Address: Piazza San Giovanni in Monte, 2 (Bologna, Italy)
The origins of the University of Bologna go way back, and it is considered to be the oldest university in the Western world. Its history is intertwined with that of the great names of science and literature, it is a keystone and a point of reference for European culture.
1088 is widely considered the date in which free teaching began in Bologna, independently from the ecclesiastic schools. At the end of the 11th century, masters of grammar, rhetoric and logic began to apply themselves to law in Bologna, and the earliest recorded scholar was a man named Irnerius, whose activities cataloguing the Roman legal materials soon ran beyond the boundaries of Bologna. The University's fame spread throughout Europe and Bologna was a destination for many illustrious guests including Thomas Becket, Paracelso, Raimundo de Pegñafort, Albrecht Dürer, san Carlo Borromeo, Torquato Tasso and Carlo Goldoni. The University maintained its central position on the scene of global culture until the period between the two wars, when other countries came to the forefront in teaching and research. It is called on to forge relations with institutions in the world's most advanced countries, to modernize and expand its activities. Among the many challenges which it has met with success, the University is committed to the European dimension leading to the innovation of the university system.

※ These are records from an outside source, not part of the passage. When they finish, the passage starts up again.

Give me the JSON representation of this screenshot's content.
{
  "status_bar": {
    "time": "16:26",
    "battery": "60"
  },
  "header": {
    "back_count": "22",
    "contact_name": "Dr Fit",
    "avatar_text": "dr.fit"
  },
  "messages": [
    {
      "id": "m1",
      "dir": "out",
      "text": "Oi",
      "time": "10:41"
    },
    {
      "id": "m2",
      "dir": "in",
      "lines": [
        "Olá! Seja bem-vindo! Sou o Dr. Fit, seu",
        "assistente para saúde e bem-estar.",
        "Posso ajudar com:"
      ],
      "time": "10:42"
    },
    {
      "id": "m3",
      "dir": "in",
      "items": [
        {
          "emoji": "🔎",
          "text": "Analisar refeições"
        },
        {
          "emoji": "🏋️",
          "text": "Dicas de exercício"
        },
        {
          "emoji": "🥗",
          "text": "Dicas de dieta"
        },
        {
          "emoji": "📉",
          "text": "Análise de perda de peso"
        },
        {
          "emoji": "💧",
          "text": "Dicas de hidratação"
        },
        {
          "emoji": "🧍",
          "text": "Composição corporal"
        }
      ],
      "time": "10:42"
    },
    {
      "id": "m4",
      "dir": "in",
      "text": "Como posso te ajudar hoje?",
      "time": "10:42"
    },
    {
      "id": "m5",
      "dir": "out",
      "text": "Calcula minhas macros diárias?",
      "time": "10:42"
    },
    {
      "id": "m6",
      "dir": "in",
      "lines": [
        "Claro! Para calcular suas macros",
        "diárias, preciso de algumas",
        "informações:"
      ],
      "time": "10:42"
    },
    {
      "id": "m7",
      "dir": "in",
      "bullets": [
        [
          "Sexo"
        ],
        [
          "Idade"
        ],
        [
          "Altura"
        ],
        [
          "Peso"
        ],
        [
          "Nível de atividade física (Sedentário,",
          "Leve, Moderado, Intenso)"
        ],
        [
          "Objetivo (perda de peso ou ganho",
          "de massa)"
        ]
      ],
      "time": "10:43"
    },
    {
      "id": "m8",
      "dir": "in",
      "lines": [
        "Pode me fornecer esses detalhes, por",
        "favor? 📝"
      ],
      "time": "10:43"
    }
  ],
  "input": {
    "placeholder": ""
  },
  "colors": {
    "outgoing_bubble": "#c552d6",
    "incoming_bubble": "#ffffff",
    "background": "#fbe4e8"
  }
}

The Department of Agricultural and Food Sciences of the University of Bologna was founded in 2012 through the merge of nine scientific bodies of the Faculty of Agriculture: the Department of Agronomy, the Department of Agronomy the Institute of Plant Pathology, the Institute of Agricultural Chemistry, the Institute of Agricultural Microbiology and the Institute of Entomology. The department is one of the largest departments of the University of Bologna, in budget and staff.
Address: Viale Giuseppe Fanin, 44 (Bologna, Italy)
"Podere Santa Croce" in is an organic and biodynamic farm since 2000, in which the cropping of cereals and vegetables, the breeding of pig, cow and poultry and the restaurant that cooks the farm's products, are parts of a closed loop production system. In particular the farm is specialized in the cultivation of ancient varieties of cereals and, since many years in collaboration with the University of Bologna, the farm host a wheat field trial catalogue composed by about 150 modern and ancient wheat varieties.